Wallace gets his speed back, and past Wally recovers which causes the time vortex to end. Deathstroke arrives in the present and plans to go into the Speed Force to go even farther back in time, and after he is done he will kill everyone. The adult Wally appears again, and tells everyone that if Deathstroke goes in the Speed Force, he can't get out because he is too inexperienced. Everyone is okay with this outcome, except for Kid Flash, who says that they're acting like Deathstroke, and goes back in the Speed force to save Slade.

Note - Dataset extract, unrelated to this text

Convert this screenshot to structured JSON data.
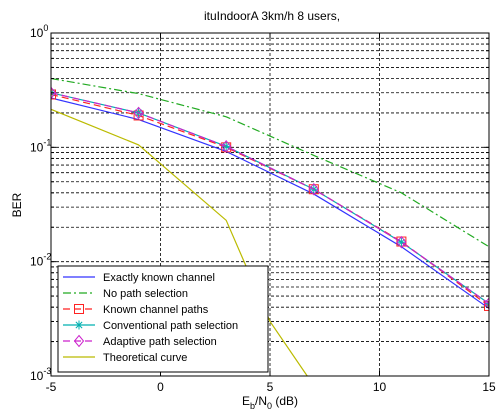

Wally can go back in the Speed Force, but he needs help from everyone since he isn't fast enough thanks to Damian. Nightwing tells Omen to create a psychic link with Raven, and Raven will use her powers to astrally project into Jericho, and Jericho will use his powers to transfer his conscious into Wally, which will create a near communication field (that links the Teen Titans and Titans with the exception of Damian) that will give Wally extra speed.

Wally and Kid Flash enter the Speed Force, but Raven receives pain due to her being an empath and Wally feeling guilty that he ran away from Deathstroke. Aqualad arrives and convinces Robin to help Raven. Robin tells Raven that she's okay,  and no one will hurt her. A few minutes later Deathstroke, Wally and Kid Flash get out of the Speed Force and land in front of them. The Teen Titans and Titans plan to fight Deathstroke, but Deathstroke explained that he saw things in the Speed Force they wouldn't understand, and he lost his drive to kill them. Deathstroke drops his sword and mask before walking away.

In the epilogue, Damian fires Kid Flash because he trusted Deathstroke and nearly put innocent lives at risk. Wally learns that due to Damian nearly killing his past self, his heart needs to have a pacemaker and he can't run as fast anymore. Deathstroke decides to create his own version of Teen Titans that includes Wintergreen, Jericho, and Rose Wilson.

Reception 
The crossover received generally positive reviews. However, critics noted that the ending was anticlimactic.

According to review aggregator Comic Book Roundup, Titans Vol 3 Issue 11 received a score of 7.9 out of 10 based on 22 reviews.

According to Comic Book Roundup, Teen Titans Vol 6 Issue 8 received a score of 7.5 out of 10 based on 19 reviews.

According to Comic book Roundup, Deathstroke Vol 4 Issue 19 received a score of 7.5 out of 10 based on 20 reviews.

According to Comic Book Roundup, Teen Titans: Lazarus Contract Special #1 received a score of 7.3 out of 10 based on 24 reviews.

According to comic book roundup, Deathstroke Vol 4 Issue 20 received a score of 8.2 out of 10 based on 10 reviews.